Friday, September 21, 2012

Will Senate proposal shed light on Cuba programs?

Sen. Richard Lugar. Photo: lugar.senate.gov/ 
The Foreign Aid Transparency and Accountability Act of 2012 has a 68 percent chance of being enacted, according to Govtrack.us.
Senate bill 3310 would ask the president to establish:
  • Goals, performance, and evaluation guidelines for U.S. foreign assistance programs, country assistance plans, and international and multilateral assistance programs;
  • A website to make publicly available information on U.S. foreign assistance programs.
Some of that is already being done. (See the State Department's ForeignAssistance.gov). But Sen.
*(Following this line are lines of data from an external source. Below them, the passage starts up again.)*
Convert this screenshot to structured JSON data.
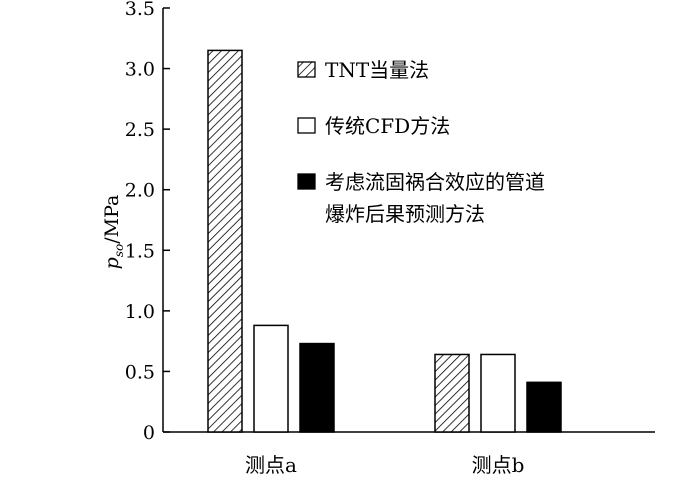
{
  "chart_data": {
    "type": "bar",
    "categories": [
      "测点a",
      "测点b"
    ],
    "series": [
      {
        "name": "TNT当量法",
        "values": [
          3.15,
          0.64
        ],
        "fill": "hatch"
      },
      {
        "name": "传统CFD方法",
        "values": [
          0.88,
          0.64
        ],
        "fill": "#ffffff"
      },
      {
        "name": "考虑流固祸合效应的管道爆炸后果预测方法",
        "name_lines": [
          "考虑流固祸合效应的管道",
          "爆炸后果预测方法"
        ],
        "values": [
          0.73,
          0.41
        ],
        "fill": "#000000"
      }
    ],
    "ylim": [
      0,
      3.5
    ],
    "yticks": [
      0,
      0.5,
      1.0,
      1.5,
      2.0,
      2.5,
      3.0,
      3.5
    ],
    "ytick_labels": [
      "0",
      "0.5",
      "1.0",
      "1.5",
      "2.0",
      "2.5",
      "3.0",
      "3.5"
    ],
    "ylabel": {
      "symbol": "p",
      "subscript": "so",
      "unit": "/MPa"
    },
    "xlabel": "",
    "title": "",
    "grid": false,
    "legend_position": "top-right"
  }
}
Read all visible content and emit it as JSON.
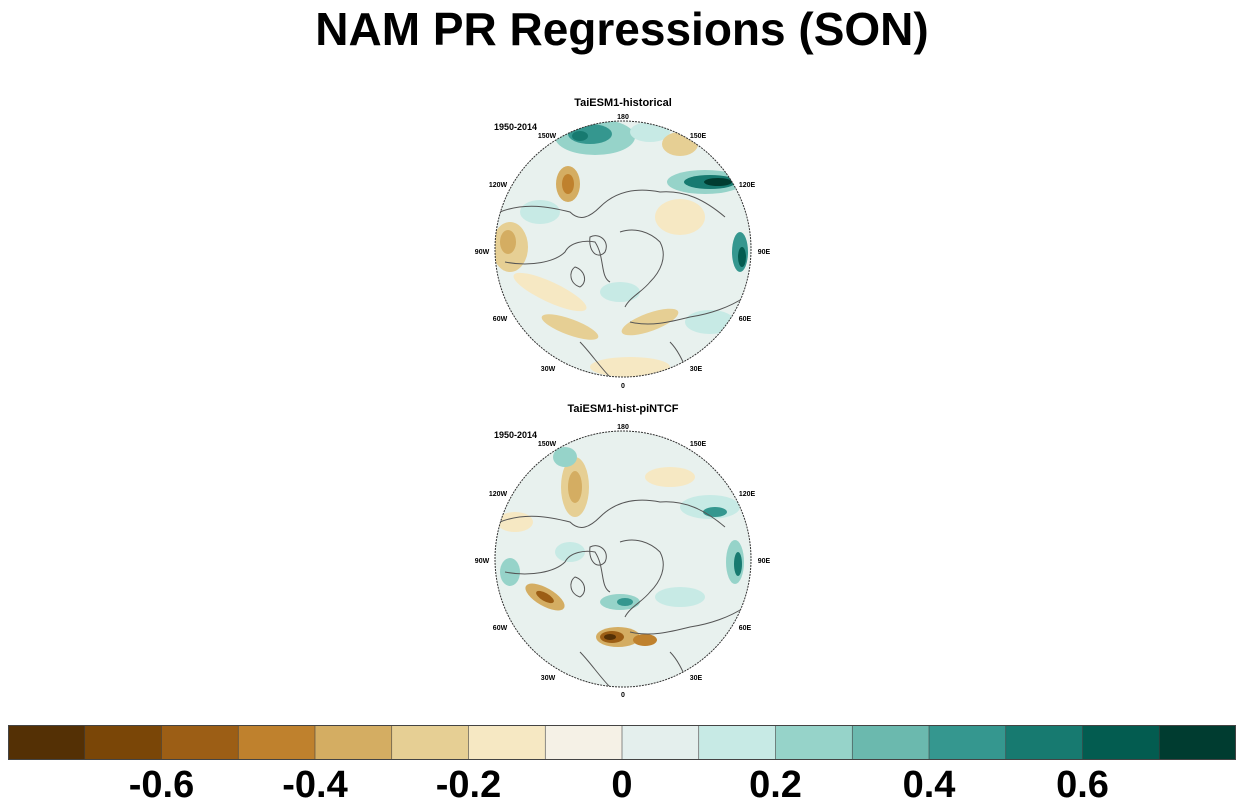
{
  "title": "NAM PR Regressions (SON)",
  "panels": [
    {
      "title": "TaiESM1-historical",
      "period": "1950-2014",
      "lon_labels": [
        "180",
        "150E",
        "120E",
        "90E",
        "60E",
        "30E",
        "0",
        "30W",
        "60W",
        "90W",
        "120W",
        "150W"
      ]
    },
    {
      "title": "TaiESM1-hist-piNTCF",
      "period": "1950-2014",
      "lon_labels": [
        "180",
        "150E",
        "120E",
        "90E",
        "60E",
        "30E",
        "0",
        "30W",
        "60W",
        "90W",
        "120W",
        "150W"
      ]
    }
  ],
  "colorbar": {
    "colors": [
      "#543005",
      "#7a4607",
      "#9c5e15",
      "#bf812d",
      "#d4ad62",
      "#e6cf94",
      "#f6e8c3",
      "#f5f1e6",
      "#e4efed",
      "#c7eae5",
      "#96d3c9",
      "#6bb9ae",
      "#35978f",
      "#177a70",
      "#035c50",
      "#003c30"
    ],
    "labels": [
      {
        "text": "-0.6",
        "index": 2
      },
      {
        "text": "-0.4",
        "index": 4
      },
      {
        "text": "-0.2",
        "index": 6
      },
      {
        "text": "0",
        "index": 8
      },
      {
        "text": "0.2",
        "index": 10
      },
      {
        "text": "0.4",
        "index": 12
      },
      {
        "text": "0.6",
        "index": 14
      }
    ]
  }
}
Richard Lugar, R-Ind., wants the government to do more.
Lugar introduced the act on June 19. The Senate Committee on Foreign Relations reported on the bill on Sept. 19 and moved it along for further consideration, according to Govtrack.us. The House and Senate would have to pass the bill - and the president would have to sign it - for the legislation to take effect.
Would the proposal force the government to increase the transparency of State Department and USAID programs in Cuba?
Not by much. That's my guess.

The bill allows for some foreign aid programs to be exempt. It reads:
If the head of a Federal department or agency makes a determination that the
inclusion of a required item of information on the Web site would jeopardize the health or security of an implementing partner or program beneficiary or would be detrimental to the national interests of the United States, such item of information may be submitted to Congress in a written report in lieu of including it on the Web site, along with the reasons for not including it in the database required under subsection (c)(2).
Cuba programs could easily be exempt under that rule. And if that's not enough, there's another loophole. Government agencies would be allowed to exclude "classified or proprietary material." That is sufficiently broad and vague to allow the U.S. government - and private contractors - to continue to keep Cuba programs largely secret.